Die Bekämpfung des Phänomens ist kompliziert. Das weiß auch die Polizei. "Es ist schwer, die Strukturen zu durchbrechen", sagt Sprecher Olef Petersen. Gerade in der Adventszeit sei der Trubel in der Innenstadt groß, alle wollten ein Stück vom Kuchen abhaben. Für Bettler und Taschendiebe eröffne sich da ein attraktives Betätigungsfeld. Und auch Einbrecher haben derzeit, schon allein durch die lange Dunkelheit bedingt, Hochkonjunktur. Die Polizei kontrolliert die Bettler ebenfalls und verfasst Anzeigen, allerdings nicht als Schwerpunkt.

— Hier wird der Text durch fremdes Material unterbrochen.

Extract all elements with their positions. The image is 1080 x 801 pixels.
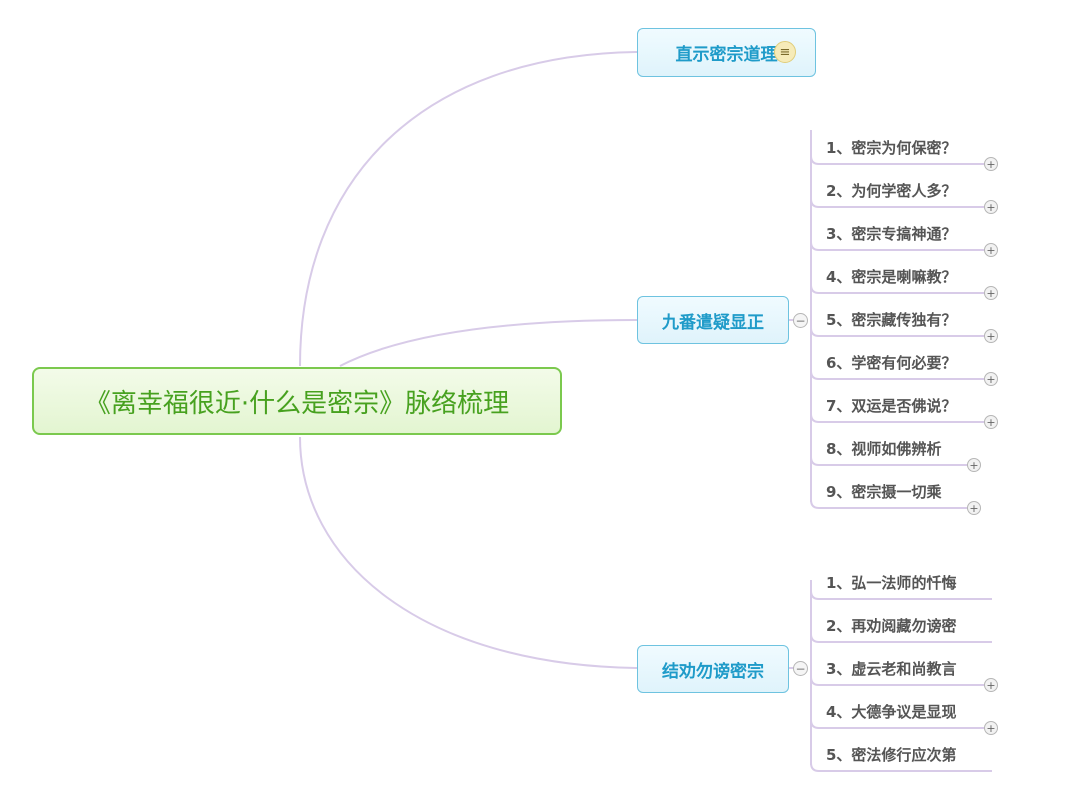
- expand-icon[interactable]: +: [984, 678, 998, 692]
- subtopic-item[interactable]: 1、弘一法师的忏悔: [826, 570, 956, 594]
- branch-topic-2-label: 九番遣疑显正: [662, 312, 764, 333]
- subtopic-item[interactable]: 4、大德争议是显现: [826, 699, 956, 723]
- subtopic-label: 2、为何学密人多？: [826, 181, 957, 200]
- subtopic-item[interactable]: 6、学密有何必要？: [826, 350, 956, 374]
- subtopic-underline: [810, 456, 968, 466]
- subtopic-item[interactable]: 4、密宗是喇嘛教？: [826, 264, 956, 288]
- subtopic-item[interactable]: 5、密法修行应次第: [826, 742, 956, 766]
- subtopic-label: 8、视师如佛辨析: [826, 439, 942, 458]
- expand-icon[interactable]: +: [984, 721, 998, 735]
- branch-topic-3-label: 结劝勿谤密宗: [662, 661, 764, 682]
- connector-bottom: [299, 436, 638, 669]
- subtopic-underline: [810, 762, 992, 772]
- subtopic-label: 9、密宗摄一切乘: [826, 482, 942, 501]
- subtopic-underline: [810, 719, 985, 729]
- subtopic-label: 4、大德争议是显现: [826, 702, 957, 721]
- subtopic-underline: [810, 413, 985, 423]
- subtopic-underline: [810, 198, 985, 208]
- subtopic-underline: [810, 284, 985, 294]
- subtopic-item[interactable]: 9、密宗摄一切乘: [826, 479, 941, 503]
- subtopic-item[interactable]: 7、双运是否佛说？: [826, 393, 956, 417]
- note-icon[interactable]: ≡: [774, 41, 796, 63]
- subtopic-underline: [810, 676, 985, 686]
- subtopic-label: 3、密宗专搞神通？: [826, 224, 957, 243]
- central-topic-label: 《离幸福很近·什么是密宗》脉络梳理: [84, 388, 510, 419]
- central-topic[interactable]: 《离幸福很近·什么是密宗》脉络梳理: [32, 367, 562, 435]
- expand-icon[interactable]: +: [984, 286, 998, 300]
- subtopic-label: 7、双运是否佛说？: [826, 396, 957, 415]
- collapse-icon[interactable]: −: [793, 661, 808, 676]
- collapse-icon[interactable]: −: [793, 313, 808, 328]
- branch-topic-1-label: 直示密宗道理: [675, 45, 778, 65]
- connector-middle: [339, 319, 638, 367]
- subtopic-underline: [810, 327, 985, 337]
- subtopic-item[interactable]: 3、密宗专搞神通？: [826, 221, 956, 245]
- expand-icon[interactable]: +: [984, 243, 998, 257]
- subtopic-label: 2、再劝阅藏勿谤密: [826, 616, 957, 635]
- expand-icon[interactable]: +: [984, 329, 998, 343]
- expand-icon[interactable]: +: [967, 458, 981, 472]
- expand-icon[interactable]: +: [984, 415, 998, 429]
- subtopic-underline: [810, 633, 992, 643]
- expand-icon[interactable]: +: [984, 200, 998, 214]
- subtopic-label: 5、密法修行应次第: [826, 745, 957, 764]
- subtopic-underline: [810, 370, 985, 380]
- subtopic-label: 4、密宗是喇嘛教？: [826, 267, 957, 286]
- branch-topic-3[interactable]: 结劝勿谤密宗: [637, 645, 789, 693]
- subtopic-label: 5、密宗藏传独有？: [826, 310, 957, 329]
- branch-topic-2[interactable]: 九番遣疑显正: [637, 296, 789, 344]
- subtopic-underline: [810, 155, 985, 165]
- subtopic-label: 3、虚云老和尚教言: [826, 659, 957, 678]
- subtopic-underline: [810, 590, 992, 600]
- subtopic-item[interactable]: 3、虚云老和尚教言: [826, 656, 956, 680]
- subtopic-item[interactable]: 8、视师如佛辨析: [826, 436, 941, 460]
- subtopic-label: 6、学密有何必要？: [826, 353, 957, 372]
- expand-icon[interactable]: +: [967, 501, 981, 515]
- subtopic-item[interactable]: 2、为何学密人多？: [826, 178, 956, 202]
- subtopic-item[interactable]: 5、密宗藏传独有？: [826, 307, 956, 331]
- subtopic-underline: [810, 499, 968, 509]
- expand-icon[interactable]: +: [984, 157, 998, 171]
- subtopic-label: 1、弘一法师的忏悔: [826, 573, 957, 592]
- subtopic-item[interactable]: 1、密宗为何保密？: [826, 135, 956, 159]
- subtopic-label: 1、密宗为何保密？: [826, 138, 957, 157]
- subtopic-item[interactable]: 2、再劝阅藏勿谤密: [826, 613, 956, 637]
- expand-icon[interactable]: +: [984, 372, 998, 386]
- connector-top: [299, 51, 638, 367]
- subtopic-underline: [810, 241, 985, 251]
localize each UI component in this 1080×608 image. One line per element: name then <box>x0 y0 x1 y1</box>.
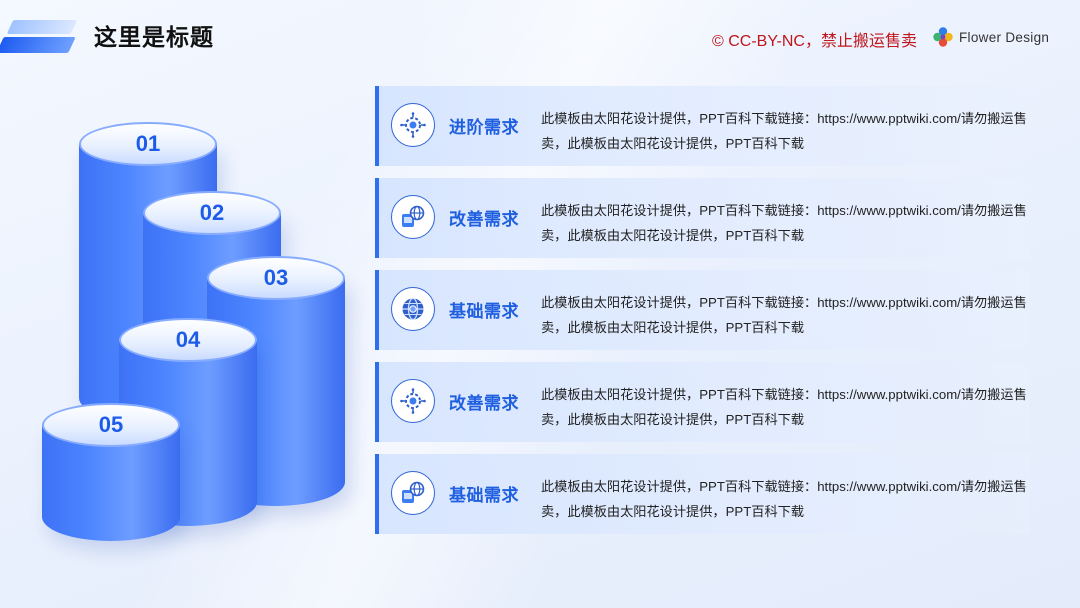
page-title: 这里是标题 <box>94 24 214 50</box>
list-item: 基础需求 此模板由太阳花设计提供，PPT百科下载链接：https://www.p… <box>375 270 1030 350</box>
device-globe-icon <box>391 471 435 515</box>
gear-circuit-icon <box>391 103 435 147</box>
item-description: 此模板由太阳花设计提供，PPT百科下载链接：https://www.pptwik… <box>541 387 1027 427</box>
cylinder-label: 05 <box>98 412 124 437</box>
license-notice: © CC-BY-NC，禁止搬运售卖 <box>712 33 917 50</box>
list-item: 基础需求 此模板由太阳花设计提供，PPT百科下载链接：https://www.p… <box>375 454 1030 534</box>
brand-name: Flower Design <box>959 29 1050 45</box>
flower-logo-icon <box>933 27 953 47</box>
device-globe-icon <box>391 195 435 239</box>
item-title: 基础需求 <box>449 302 519 321</box>
item-description: 此模板由太阳花设计提供，PPT百科下载链接：https://www.pptwik… <box>541 479 1027 519</box>
item-description: 此模板由太阳花设计提供，PPT百科下载链接：https://www.pptwik… <box>541 203 1027 243</box>
list-item: 进阶需求 此模板由太阳花设计提供，PPT百科下载链接：https://www.p… <box>375 86 1030 166</box>
brand-logo: Flower Design <box>932 25 1049 49</box>
gear-circuit-icon <box>391 379 435 423</box>
cylinder-5: 05 <box>42 403 180 541</box>
cylinder-label: 03 <box>263 265 289 290</box>
item-title: 进阶需求 <box>449 118 519 137</box>
cylinder-label: 01 <box>135 131 161 156</box>
item-description: 此模板由太阳花设计提供，PPT百科下载链接：https://www.pptwik… <box>541 111 1027 151</box>
cylinder-label: 02 <box>199 200 225 225</box>
list-item: 改善需求 此模板由太阳花设计提供，PPT百科下载链接：https://www.p… <box>375 362 1030 442</box>
cylinder-label: 04 <box>175 327 201 352</box>
header-decoration-icon <box>0 18 80 54</box>
item-description: 此模板由太阳花设计提供，PPT百科下载链接：https://www.pptwik… <box>541 295 1027 335</box>
globe-network-icon <box>391 287 435 331</box>
item-title: 基础需求 <box>449 486 519 505</box>
item-title: 改善需求 <box>449 210 519 229</box>
item-title: 改善需求 <box>449 394 519 413</box>
list-item: 改善需求 此模板由太阳花设计提供，PPT百科下载链接：https://www.p… <box>375 178 1030 258</box>
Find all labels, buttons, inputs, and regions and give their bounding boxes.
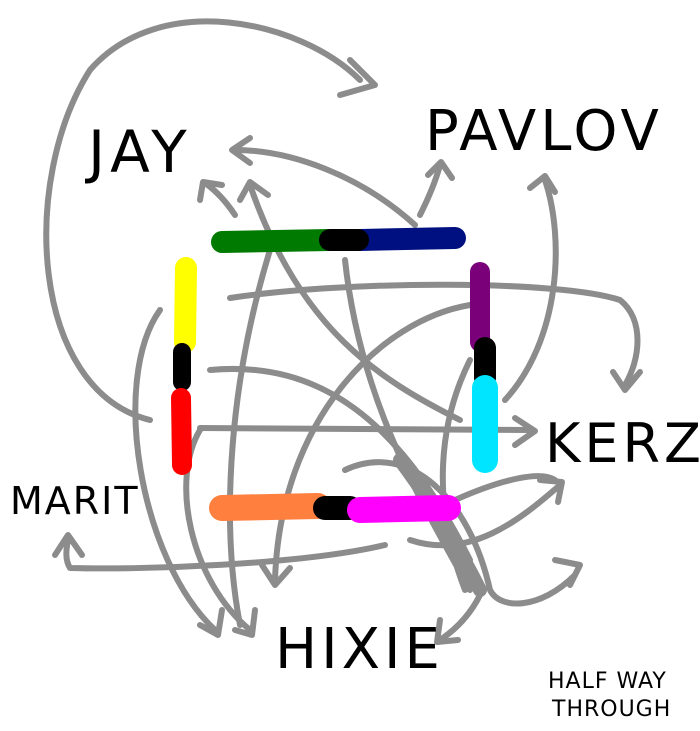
arrow-green-hixie — [227, 247, 273, 628]
arrowhead-magenta-kerz — [537, 477, 565, 505]
arrowhead-bundle-hixie — [434, 617, 461, 645]
segment-yellow — [174, 257, 197, 353]
arrow-navy-pavlov — [417, 162, 443, 218]
arrow-bundle-hixie — [437, 592, 483, 643]
label-hixie: HIXIE — [275, 617, 444, 682]
arrowhead-red-hixie — [232, 607, 258, 638]
arrowhead-bar-jay — [229, 135, 253, 166]
arrowhead-cyan-pavlov — [527, 173, 558, 195]
color-square — [171, 227, 498, 523]
segment-navy — [349, 227, 466, 251]
arrow-kerz-jay — [247, 182, 463, 423]
arrowhead-loop-top — [337, 57, 378, 98]
labels: JAY PAVLOV KERZ MARIT HIXIE HALF WAY THR… — [10, 99, 700, 722]
arrow-bottom-loop — [342, 459, 578, 607]
segment-magenta — [347, 495, 461, 523]
segment-green — [211, 229, 341, 253]
arrowhead-bottom-loop — [552, 557, 583, 588]
arrow-right-joint-bottom — [439, 357, 473, 593]
arrow-bundle-kerz — [452, 473, 558, 503]
arrow-bar-jay — [232, 147, 418, 228]
arrow-cyan-pavlov — [502, 177, 559, 403]
arrow-red-hixie — [183, 427, 253, 633]
arrow-loop-top — [43, 18, 363, 423]
arrow-magenta-kerz — [407, 482, 563, 549]
arrowhead-green-jay — [197, 179, 225, 203]
arrowhead-purple-hixie — [259, 562, 293, 588]
segment-orange — [209, 493, 331, 521]
label-marit: MARIT — [10, 479, 140, 523]
arrow-bundle-thick — [393, 453, 487, 597]
arrow-magenta-marit — [63, 537, 388, 572]
arrow-yellow-hixie — [132, 307, 218, 633]
arrowhead-yellow-hixie — [197, 607, 225, 638]
label-kerz: KERZ — [545, 412, 700, 475]
arrowhead-red-kerz — [512, 415, 538, 448]
segment-red — [171, 388, 192, 475]
label-pavlov: PAVLOV — [425, 99, 663, 164]
arrowhead-magenta-marit — [52, 532, 85, 558]
note-halfway: HALF WAY — [548, 669, 667, 694]
arrowhead-yellow-kerz — [610, 369, 643, 393]
arrow-yellow-kerz — [227, 281, 641, 388]
note-through: THROUGH — [551, 697, 671, 722]
arrow-green-jay — [202, 180, 238, 218]
arrowhead-navy-pavlov — [425, 159, 455, 181]
label-jay: JAY — [85, 118, 193, 186]
arrow-left-joint-kerz — [207, 366, 473, 563]
arrowhead-kerz-jay — [237, 179, 271, 203]
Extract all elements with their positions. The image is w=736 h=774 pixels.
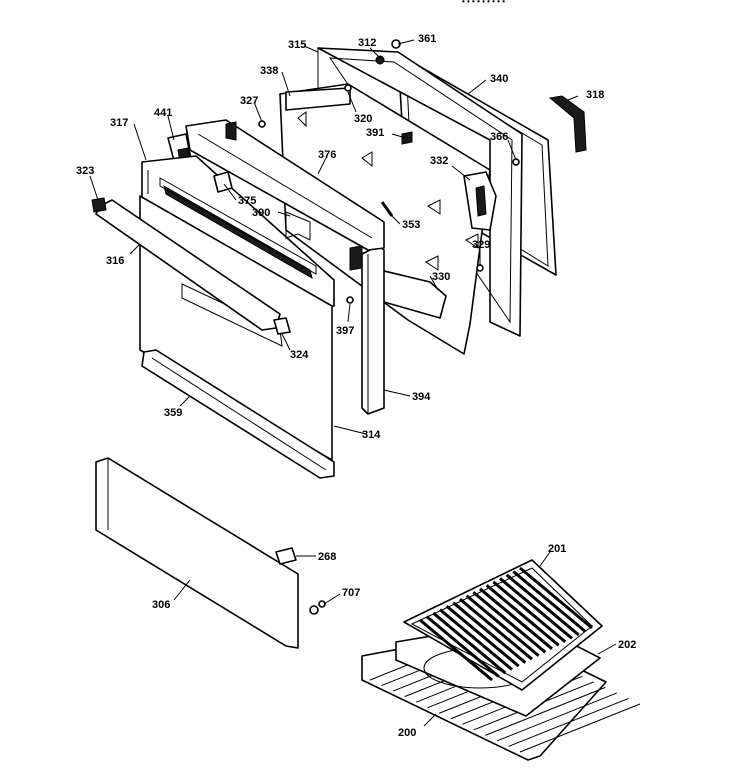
callout-391: 391 [366, 127, 384, 139]
callout-315: 315 [288, 39, 306, 51]
grid-slot [445, 604, 520, 668]
rack-wire [496, 692, 618, 742]
callout-332: 332 [430, 155, 448, 167]
callout-306: 306 [152, 599, 170, 611]
callout-376: 376 [318, 149, 336, 161]
grid-slot [439, 608, 513, 671]
part-268-clip [275, 547, 297, 565]
callout-707: 707 [342, 587, 360, 599]
callout-441: 441 [154, 107, 172, 119]
grid-slot [485, 584, 560, 647]
callout-330: 330 [432, 271, 450, 283]
part-201-broiler-grid [403, 559, 603, 691]
grid-slot [459, 598, 533, 661]
grid-slot [492, 580, 567, 644]
callout-labels: 315 312 361 338 340 318 327 320 441 317 … [76, 33, 636, 739]
callout-359: 359 [164, 407, 182, 419]
callout-316: 316 [106, 255, 124, 267]
callout-200: 200 [398, 727, 416, 739]
callout-318: 318 [586, 89, 604, 101]
callout-327: 327 [240, 95, 258, 107]
part-707-roller [309, 600, 326, 615]
part-394-side-trim [361, 245, 385, 415]
callout-202: 202 [618, 639, 636, 651]
callout-394: 394 [412, 391, 431, 403]
grid-slots [419, 566, 593, 682]
grid-slot [419, 618, 493, 682]
rack-wire [508, 697, 629, 747]
part-332-hinge-bracket [463, 171, 497, 231]
callout-268: 268 [318, 551, 336, 563]
callout-329: 329 [472, 239, 490, 251]
grid-slot [465, 594, 540, 657]
grid-slot [505, 573, 580, 637]
callout-201: 201 [548, 543, 566, 555]
part-small-hardware [213, 39, 520, 304]
callout-375: 375 [238, 195, 256, 207]
callout-324: 324 [290, 349, 309, 361]
callout-323: 323 [76, 165, 94, 177]
callout-390: 390 [252, 207, 270, 219]
grid-slot [452, 601, 527, 664]
callout-361: 361 [418, 33, 436, 45]
header-fragment: • • • • • • • • • [462, 0, 505, 6]
callout-317: 317 [110, 117, 128, 129]
part-318-seal-strip [548, 95, 587, 153]
part-323-handle-end-cap [91, 197, 107, 213]
grid-slot [425, 615, 500, 678]
callout-366: 366 [490, 131, 508, 143]
grid-slot [479, 587, 553, 650]
grid-slot [499, 577, 573, 640]
callout-312: 312 [358, 37, 376, 49]
part-306-drawer-panel [95, 457, 299, 649]
callout-353: 353 [402, 219, 420, 231]
callout-320: 320 [354, 113, 372, 125]
callout-338: 338 [260, 65, 278, 77]
rack-wire [485, 686, 606, 736]
callout-397: 397 [336, 325, 354, 337]
callout-314: 314 [362, 429, 381, 441]
grid-slot [432, 611, 507, 675]
part-338-inner-panel [279, 83, 491, 355]
grid-slot [512, 570, 587, 633]
part-324-handle-end-cap [273, 317, 291, 335]
grid-slot [519, 566, 593, 630]
rack-wire [519, 703, 641, 753]
leader-lines [89, 39, 617, 727]
callout-340: 340 [490, 73, 508, 85]
part-359-bottom-trim [141, 349, 335, 479]
grid-slot [472, 591, 547, 654]
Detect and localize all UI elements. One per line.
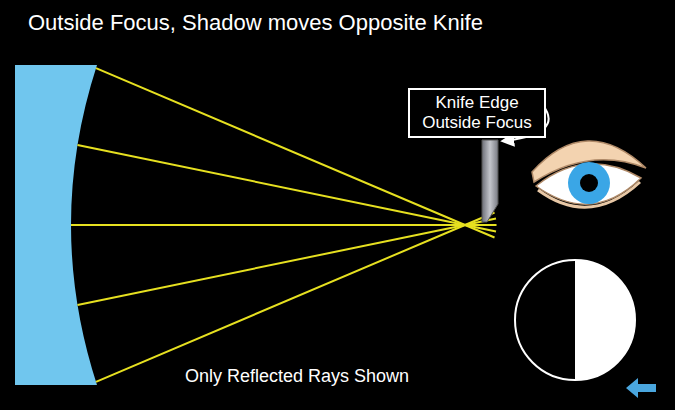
- pointer-arrow: [626, 378, 656, 398]
- shadow-disk: [515, 260, 635, 380]
- light-ray: [96, 212, 495, 381]
- light-ray: [78, 145, 497, 231]
- callout-text: Knife Edge Outside Focus: [418, 93, 536, 133]
- note-label: Only Reflected Rays Shown: [185, 366, 409, 387]
- light-ray: [71, 224, 497, 226]
- knife-edge: [482, 140, 498, 222]
- eye-icon: [532, 141, 646, 207]
- light-ray: [78, 219, 497, 305]
- callout-box: Knife Edge Outside Focus: [408, 88, 546, 138]
- title: Outside Focus, Shadow moves Opposite Kni…: [28, 10, 483, 36]
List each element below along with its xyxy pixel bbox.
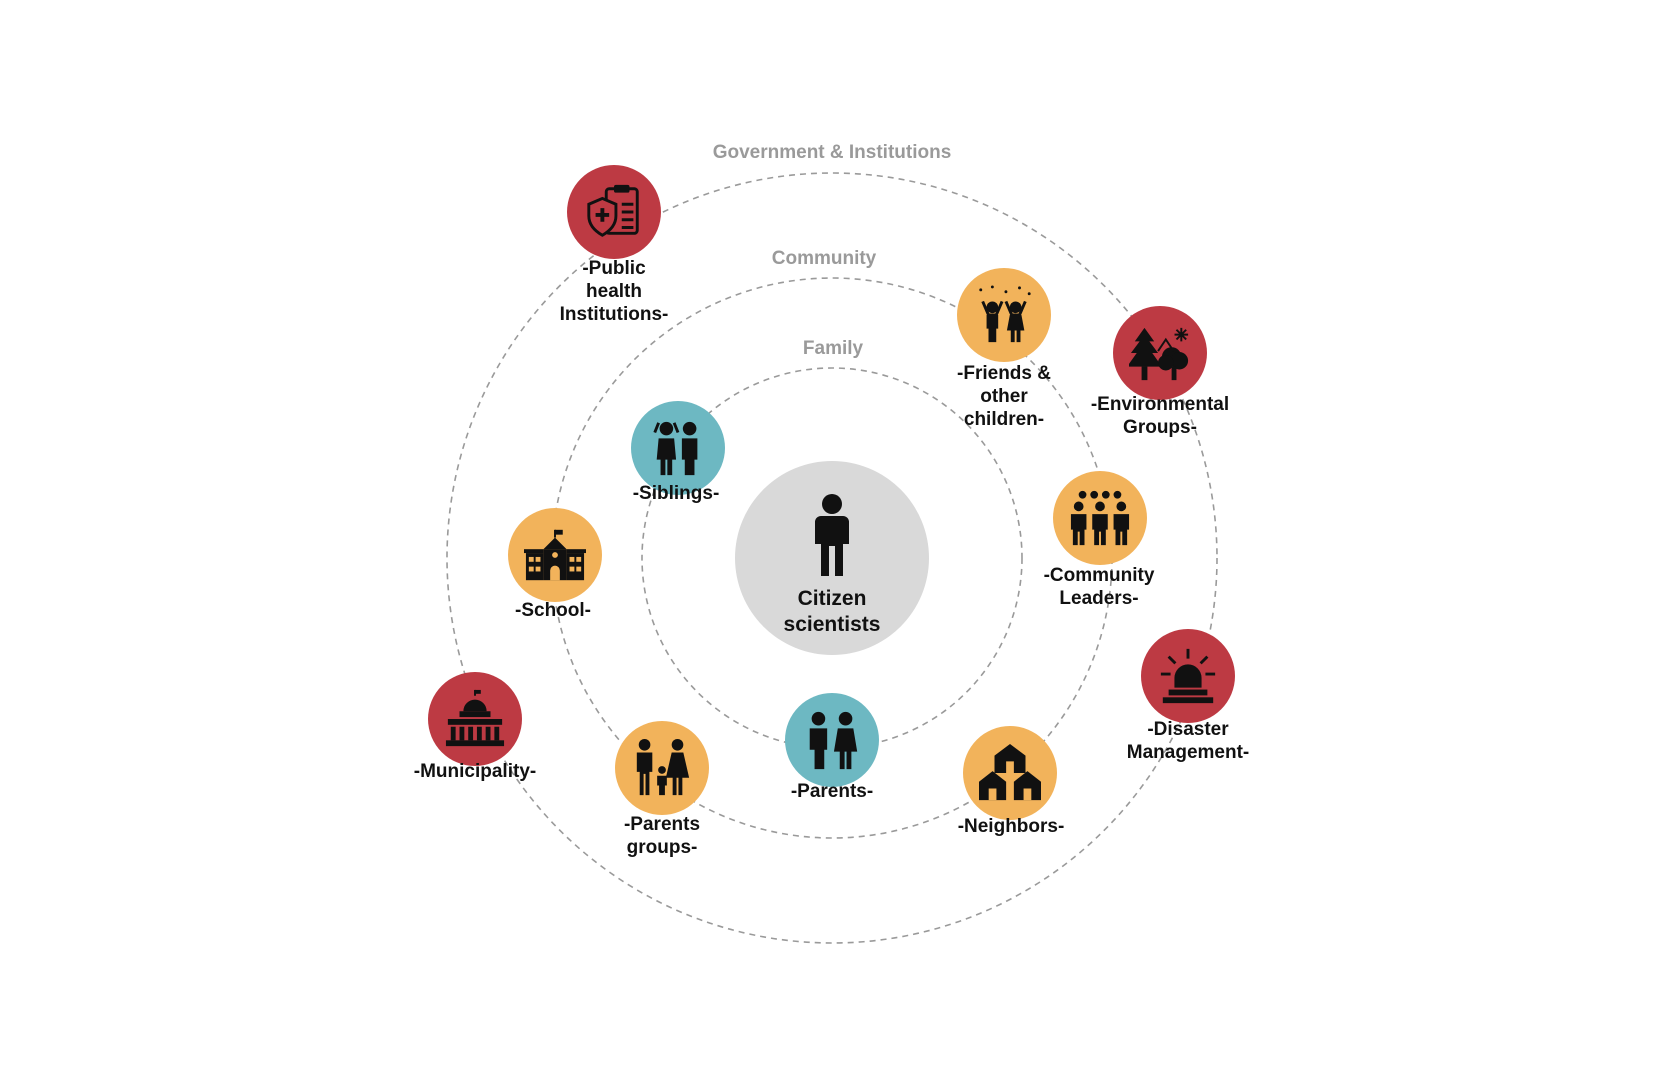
disaster-label-line-1: -Disaster [1147,719,1229,740]
environmental-label-line-2: Groups- [1123,417,1197,438]
community-leaders-node [1053,471,1147,565]
crowd-icon [1070,490,1130,546]
school-icon [524,529,586,581]
parents-node [785,693,879,787]
friends-label-line-3: children- [963,409,1045,430]
siblings-node [631,401,725,495]
neighbors-label: -Neighbors- [958,815,1065,838]
siblings-label-line: -Siblings- [632,483,720,504]
siblings-label: -Siblings- [633,482,720,505]
municipality-label-line: -Municipality- [413,761,537,782]
person-icon [815,494,849,576]
public-health-label: -Public health Institutions- [560,257,669,326]
parents-icon [809,711,858,770]
capitol-building-icon [445,689,505,747]
disaster-node [1141,629,1235,723]
center-circle [735,461,929,655]
ring-title-government: Government & Institutions [712,142,952,163]
school-label-line: -School- [515,600,591,621]
center-label: Citizen scientists [784,586,881,638]
disaster-label: -Disaster Management- [1127,718,1249,764]
houses-icon [979,743,1041,801]
public-health-label-line-1: -Public [582,258,646,279]
siblings-icon [653,421,698,476]
disaster-label-line-2: Management- [1126,742,1250,763]
ring-title-community: Community [771,248,877,269]
public-health-label-line-3: Institutions- [559,304,669,325]
parents-groups-label: -Parents groups- [624,813,700,859]
environmental-label: -Environmental Groups- [1091,393,1229,439]
school-label: -School- [515,599,591,622]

Und was bedeutet all dies für den Passanten? Bestimmt nicht, dass er niemandem mehr etwas geben darf. "Es gibt sicher auch Bettler, die in einer Notlage sind", sagt Longin, ergänzt aber: "Für sie gibt es eigentlich genug staatliche Hilfen, sofern sie die annehmen wollen." Als Rat hat er parat, sich die Leute genau anzuschauen und "mit Augenmaß zu geben". Münchens Oberbürgermeister Christian Ude hat seine Mitbürger unlängst angesichts der angereisten Banden sogar aufgefordert, "kaltherzig" zu sein. So weit will aber Polizeisprecher Petersen nicht gehen: "Man sollte sich jeden Fall einzeln anschauen und dann entscheiden."